”Lailatul Qadri
khairummin alfi syahr” adalah salah satu penggalan ayat dalam Al-Quran (surat
Al-Qadr ayat ke-3)yang menerangkan tentang apa yang dimaksud dengan Lailautul
Qadr. Keterangan singkat yang menyisakan beribu pertanyaan lagi tentang hakikat
sebenarnya dari Lailatul Qadr. Ada yang menafsirkan secara numerik, bahwa
seribu bulan berarti sekitar 83 tahun, dengan begitu beribadah pada malam
diturunkannya Lailatul Qadr sama artinya dengan beribadah sebanyak tahun
tersebut.
Ada yang yang secara metafor menganggap bahwa seribu bulan
bermakna kebaikan yang banyak, meningkatnya kualitas ibadah. Seribu bulan juga
menunjukkan waktu yang panjang sehingga kemudian ia dikaitkan dengan kualitas
ibadah yang tidak pernah putus atau yang biasa dikenal dengan istiqamah
(konsisten). Sehingga ibadah yang dilakukan secara istiqamah, secara khusus
pasca Ramadhan adalah Lailatul Qadr itu sendiri.
Ada pula yang mengartikannya secara ikonik dan mitologis. Bahwa
lailatul Qadr memiliki tanda-tanda kedatangan kepada individu yang akan
diberikan seribu kelebihan berupa pemandangan pohon terbalik, air tidak keluar
dari wadahnya saat dipakai wudhu padahal diisi penuh. Atau semburat cahaya yang
jatuh tepa didepan sendiri. Yang jika memanjatkan doa pada saat tanda-tanda itu
muncul, secepat mungkin doa itu akan terkabul.
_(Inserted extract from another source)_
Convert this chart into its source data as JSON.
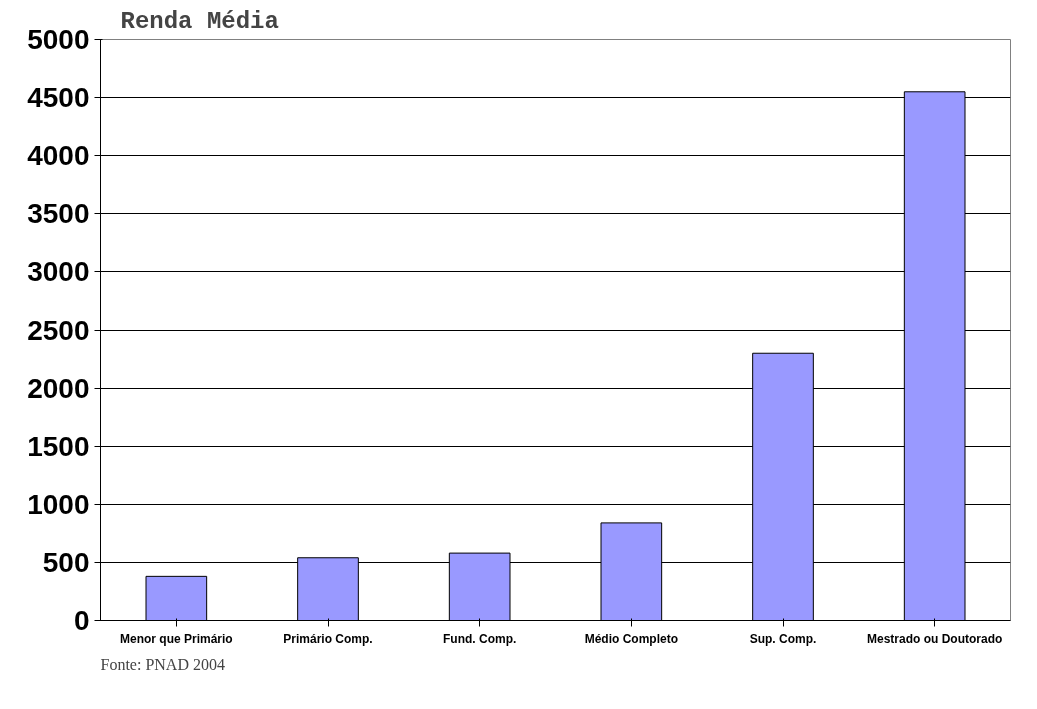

Tafsir akan selalu menjadi inspirasi bagi pemeluknya. Dalam
hal tafsir Lailatul Qadr dan dari sekian banyak tafsir tentangnya, kitalah yang
memilih yang mana akan kita yakini dan itu akan menginsipirasi kita dalam
sikap. Jika kita meyakini tafsirnya yang numerik, mungkin kita akan
hitung-hitung balasan pahala ibadah kita dan merasa puasa hanya sekedar
memperbanyak ibadah pada hari ganjil.
Lalu jika kita meyakini tafsir ikonik atau mitosnya, bisa
jadi malah kita malas beribadah, karena menganggap Lailatul Qadr tidak ada
kaitannya dengan ibadah itu sendiri. Ia bak Jin yang keluar dari lampu ajaib
dan bertanya kepada empunya “silakan mengajukan satu permintaan”, darr, apa
yang diminta lantas terwujud.
Dan bagi yang meyakini tafsir metafornya, akan fokus pada
peningkatan ibadah tanpa memilah milih ganjil genapnya hari-hari akhir
Ramadhan. secara terus menerus ia melakukan intropeksi diri dalam rangka
perbaikan kualitas ibadah. Baginya, kualitas ibadah yang terus menerus membaik
adalah wujud nyata dari Lailatul Qadr.